Repository files navigation

Captioning Art-Historical Photographs

Table of Contents πŸ“‹

  1. Overview
  2. Report
  3. Repo Structure
  4. Setup
  5. Datasets
    1. Artpedia Dataset
    2. Wildenstein Plattner Institute (WPI) Dataset
  6. Models
  7. Experiments
    1. Finetuning BLIP on Artpedia
      1. Training
      2. Evaluation
    2. Finetuning with Grayscale Images
    3. Finetuning on Filtered Artpedia Dataset
    4. Constrained Caption Generation
    5. Artists
  8. Contribution
  9. Credits

Overview πŸŒƒ

The Wildenstein Plattner Institut owns a vast collection of art-historical photographs. To make them more accessible, captions are required, especially for visually impaired individuals. Because manually creating captions would be too time-consuming an automatic solution is needed. We present an approach, that is specifically adapted to art images. We work with the language-image pre-training framework BLIP. For that, we leverage the LAVIS library, which provides an interface for applying BLIP. We finetune BLIP's pre-trained base model on the art image dataset Artpedia and investigate methods to improve the training dataset and caption generation. In all approaches, the finetuned models show better results than the pre-trained ones. The captions become more detailed and sometimes contain art-specific content like painting styles.

Report πŸ“„

If you are interested in the details of our project, please have a look at our report. There, you will find our motivation behind this project, a detailed explanation of the methods used, specifically the BLIP model and the evaluation metrics. All of our experiments and results are presented and discussed in depth, including qualitative and quantitative analysis. We also talk about possible future work, in case you'd like to enhance our work.

Repo Structure πŸ—‚

Folder / File Description
LAVIS Forked LAVIS submodule
artists Evaluation of the artist experiment & querying of artists
artpedia Artpedia dataset, formatting, analysis, training & evaluation
grayscaled_artpedia Converting Artpedia images to grayscale, training & evaluation
inference Constrained caption generation
plot Script for plotting the evaluation results
results Evaluation results (finetuned vs. base model)
wpi WPI dataset, analysis & evaluation
lavis_example.ipynb Google Colab Jupyter notebook with examples for using LAVIS to generate captions & attention maps
report Our extensive report of the project

Setup πŸ› 

Python and a package manager like pip and/or conda need to be installed on your system.
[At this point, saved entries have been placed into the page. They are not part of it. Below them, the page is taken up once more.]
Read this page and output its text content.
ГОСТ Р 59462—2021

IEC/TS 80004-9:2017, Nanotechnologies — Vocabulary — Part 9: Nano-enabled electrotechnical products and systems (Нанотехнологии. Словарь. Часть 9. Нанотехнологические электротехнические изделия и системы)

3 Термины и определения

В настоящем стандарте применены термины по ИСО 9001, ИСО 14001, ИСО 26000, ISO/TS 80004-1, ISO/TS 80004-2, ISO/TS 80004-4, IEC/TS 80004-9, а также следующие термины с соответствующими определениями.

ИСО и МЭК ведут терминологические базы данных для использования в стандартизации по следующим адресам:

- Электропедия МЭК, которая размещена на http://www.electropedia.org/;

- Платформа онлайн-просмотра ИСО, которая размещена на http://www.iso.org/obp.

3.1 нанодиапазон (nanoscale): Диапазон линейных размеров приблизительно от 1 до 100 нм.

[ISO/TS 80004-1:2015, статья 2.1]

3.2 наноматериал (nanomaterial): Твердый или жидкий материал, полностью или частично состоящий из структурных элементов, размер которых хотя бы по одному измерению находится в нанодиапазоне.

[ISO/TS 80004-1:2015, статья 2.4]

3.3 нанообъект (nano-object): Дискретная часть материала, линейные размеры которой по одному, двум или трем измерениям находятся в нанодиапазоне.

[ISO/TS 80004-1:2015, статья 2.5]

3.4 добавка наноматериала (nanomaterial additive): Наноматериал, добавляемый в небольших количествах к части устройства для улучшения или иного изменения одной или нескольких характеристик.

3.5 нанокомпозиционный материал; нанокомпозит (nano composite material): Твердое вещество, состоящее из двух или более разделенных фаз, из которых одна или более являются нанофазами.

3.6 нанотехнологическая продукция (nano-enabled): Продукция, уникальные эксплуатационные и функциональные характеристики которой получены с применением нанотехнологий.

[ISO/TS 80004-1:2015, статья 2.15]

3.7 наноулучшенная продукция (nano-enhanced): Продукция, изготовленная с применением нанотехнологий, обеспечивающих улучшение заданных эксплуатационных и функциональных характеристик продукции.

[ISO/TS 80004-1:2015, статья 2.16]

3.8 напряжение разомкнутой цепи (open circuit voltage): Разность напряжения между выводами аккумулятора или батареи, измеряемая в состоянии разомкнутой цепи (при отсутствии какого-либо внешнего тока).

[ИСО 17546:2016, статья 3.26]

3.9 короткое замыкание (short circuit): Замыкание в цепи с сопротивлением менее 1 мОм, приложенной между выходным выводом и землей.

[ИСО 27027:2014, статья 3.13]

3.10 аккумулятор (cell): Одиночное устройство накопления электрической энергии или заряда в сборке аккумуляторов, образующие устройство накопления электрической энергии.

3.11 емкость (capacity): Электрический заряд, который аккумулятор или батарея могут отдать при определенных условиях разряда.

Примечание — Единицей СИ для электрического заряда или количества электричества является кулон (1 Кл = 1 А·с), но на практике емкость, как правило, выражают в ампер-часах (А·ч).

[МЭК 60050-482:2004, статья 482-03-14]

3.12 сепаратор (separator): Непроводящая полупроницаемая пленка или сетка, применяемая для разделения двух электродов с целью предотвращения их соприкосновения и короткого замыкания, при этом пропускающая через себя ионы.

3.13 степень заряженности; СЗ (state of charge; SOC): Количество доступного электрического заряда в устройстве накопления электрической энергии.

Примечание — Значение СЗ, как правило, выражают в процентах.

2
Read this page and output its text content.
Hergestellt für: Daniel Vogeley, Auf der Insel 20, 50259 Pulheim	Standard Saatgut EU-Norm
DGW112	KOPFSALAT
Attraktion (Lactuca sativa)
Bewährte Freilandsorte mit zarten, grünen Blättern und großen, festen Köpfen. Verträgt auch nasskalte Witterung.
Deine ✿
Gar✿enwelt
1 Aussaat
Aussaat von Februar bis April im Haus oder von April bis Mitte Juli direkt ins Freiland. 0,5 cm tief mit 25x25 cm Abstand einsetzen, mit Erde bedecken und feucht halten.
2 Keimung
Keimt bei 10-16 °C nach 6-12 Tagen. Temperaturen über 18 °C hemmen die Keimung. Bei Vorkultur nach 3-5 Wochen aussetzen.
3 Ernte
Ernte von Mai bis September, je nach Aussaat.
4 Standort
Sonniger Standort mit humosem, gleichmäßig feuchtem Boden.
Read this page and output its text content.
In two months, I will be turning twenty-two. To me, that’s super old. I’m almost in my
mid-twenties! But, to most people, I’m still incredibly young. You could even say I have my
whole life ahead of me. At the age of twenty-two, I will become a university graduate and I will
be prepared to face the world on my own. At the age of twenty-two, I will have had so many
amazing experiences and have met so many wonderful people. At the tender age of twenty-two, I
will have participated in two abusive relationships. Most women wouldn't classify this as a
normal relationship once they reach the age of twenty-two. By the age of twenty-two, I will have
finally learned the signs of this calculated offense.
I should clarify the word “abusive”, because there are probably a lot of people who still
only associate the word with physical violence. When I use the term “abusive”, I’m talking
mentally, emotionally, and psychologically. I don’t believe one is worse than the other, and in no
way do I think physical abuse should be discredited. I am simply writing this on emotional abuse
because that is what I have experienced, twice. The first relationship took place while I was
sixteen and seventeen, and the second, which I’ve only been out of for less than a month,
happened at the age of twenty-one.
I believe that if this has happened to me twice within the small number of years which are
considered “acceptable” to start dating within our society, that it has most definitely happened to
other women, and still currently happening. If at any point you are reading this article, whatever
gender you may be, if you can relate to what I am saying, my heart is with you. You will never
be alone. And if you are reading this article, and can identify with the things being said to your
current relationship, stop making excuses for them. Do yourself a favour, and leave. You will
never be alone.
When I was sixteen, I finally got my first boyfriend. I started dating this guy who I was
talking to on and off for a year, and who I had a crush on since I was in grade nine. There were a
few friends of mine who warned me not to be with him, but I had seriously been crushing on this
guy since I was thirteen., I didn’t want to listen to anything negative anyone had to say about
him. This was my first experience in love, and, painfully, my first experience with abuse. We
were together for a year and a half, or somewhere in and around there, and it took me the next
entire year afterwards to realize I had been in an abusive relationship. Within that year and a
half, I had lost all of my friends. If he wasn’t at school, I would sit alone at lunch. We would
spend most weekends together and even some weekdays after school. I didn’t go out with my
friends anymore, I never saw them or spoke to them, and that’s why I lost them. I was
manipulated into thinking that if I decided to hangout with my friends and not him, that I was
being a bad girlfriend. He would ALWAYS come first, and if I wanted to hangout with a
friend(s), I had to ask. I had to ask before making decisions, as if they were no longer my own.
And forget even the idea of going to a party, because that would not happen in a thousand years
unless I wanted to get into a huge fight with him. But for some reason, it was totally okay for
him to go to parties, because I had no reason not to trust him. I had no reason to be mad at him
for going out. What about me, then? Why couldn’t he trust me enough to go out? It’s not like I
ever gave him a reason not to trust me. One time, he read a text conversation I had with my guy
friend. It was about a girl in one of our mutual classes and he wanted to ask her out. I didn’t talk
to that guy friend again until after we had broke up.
  1. Open your terminal and clone the repository, including the submodules.
git clone --recurse-submodules  https://github.com/valeriatisch/captioning-art-photographs-blip.git

If cloned the repo without the submodules, you can run:

git submodule update --init

To update the repo with the submodules, you can run:

git pull --recurse-submodules
  1. We recommend creating a virtual environment. You can create and activate a new environment with conda or another package manager of your preference.
conda create -n captioning_art pip python=3.8
conda activate captioning_art

To deactivate the environment, run:

conda deactivate

To remove the environment, run:

conda remove -n captioning_art --all
  1. To set up the LAVIS submodule, please follow this guide. You can also use our installs.sh script for installation or take a look at it in case you run into installation problems. You might need to install another PyTorch and CUDA versions to match your systems requirements.
chmod +x installs.sh
./installs.sh
  1. Install the remaining requirements. It might happen that some requirements will already be satisfied through the previous installation, but that shouldn't be a problem.
pip install -r requirements.txt
  1. To run the code on your local machine, you can simply do as follows:
python path_to_file/file.py <args>

You will also find many shell scripts in the repo, equally named as the corresponding python scripts. The shell scripts are used to submit a batch job on an HPC cluster using the slurm workload manager. The script sets various Slurm directives, such as job name, email notifications, partition to run the job, GPUs needed, memory, and time limit. If you want to use the shell scripts, you need to adjust the settings inside them.
To run a job, execute:

sbatch path_to_file/file.sh

To train a model, run:

cd LAVIS
python train.py --cfg-path lavis/projects/blip/train/<CONFIG>.yaml

To generate captions, run:

cd LAVIS
python predict.py --image_path=<PATH_TO_IMAGE>

Please take a look into the script for more options.

To evaluate a model, run:

cd LAVIS
python evaluate.py --cfg-path lavis/projects/blip/eval/<CONFIG>.yaml

Please notice, that you need to adjust the YAML configs and fill in the right paths, or you might want to create your own. You also need to adjust the paths in LAVIS/lavis/tasks/captioning.py.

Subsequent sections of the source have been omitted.